Did lithium lose effectiveness? Is it too toxic? Is its side effect burden too heavy? Does it interact adversely with too many medicines? Is it too cumbersome to use? Was it just a fad whose time came and went—a psychiatric pet rock? Did it fall prey to the marketing might behind patent-protected drugs? Was it replaced by more effective and safer drugs?

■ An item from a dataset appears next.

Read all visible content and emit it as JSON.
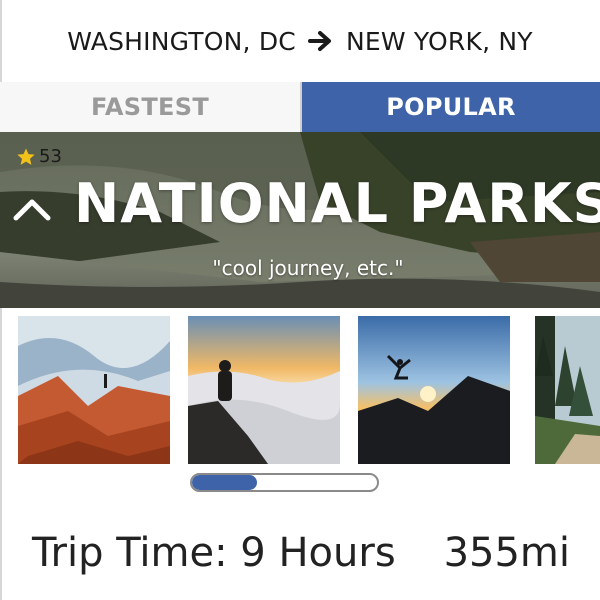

You are partially correct if you checked “all of the above,” because all contain a kernel of truth. At the same time, each is an exaggeration that does grave injustice to a remarkable medication. In addition, psychiatry appears to pay only lip service to convincing evidence that lithium is the only mood stabilizer that reduces the risk of suicide during long-term treatment.1

Some psychiatrists rationalize that “lithium is too difficult to use, so I never prescribe it.”2,3 My response is simply, “try it, and I think you’ll like it.” Measuring serum lithium concentrations is simple, accurate, and inexpensive. And we know quite a bit about how lithium dosage and blood level relate to response and tolerability.

Where does lithium stand?

Lithium is the first solid element in the periodic table (atomic number 3, atomic weight 6.94) (Box 1). As a treatment for bipolar disorder, lithium’s rise to prominence in the United States was far from rapid. Its antimanic properties were described by John Cade in Australia in 1949 in an open-label case series, but it was not FDA-approved for 20 years—for acute manic episodes in 1970 and for maintenance therapy “in those manic depressive patients with a history of mania” in 1974. Today, lithium shares FDA-approved manic episode billing with chlorpromazine (1973), divalproex (1995), and olanzapine (2000), but it remains the only FDA-approved drug for maintenance (although the FDA is considering a bipolar depression maintenance indication for lamotrigine).

Box 1

HOW LITHIUM IS METABOLIZED

Lithium has no meaningful protein binding and no metabolites, being excreted almost entirely by the kidneys. Its elimination half-life of 18 to 24 hours may be longer in the elderly and shorter in youth because of age-dependent variations in glomerular filtration rate. For unclear reasons, renal lithium clearance appears to be more rapid in obese persons.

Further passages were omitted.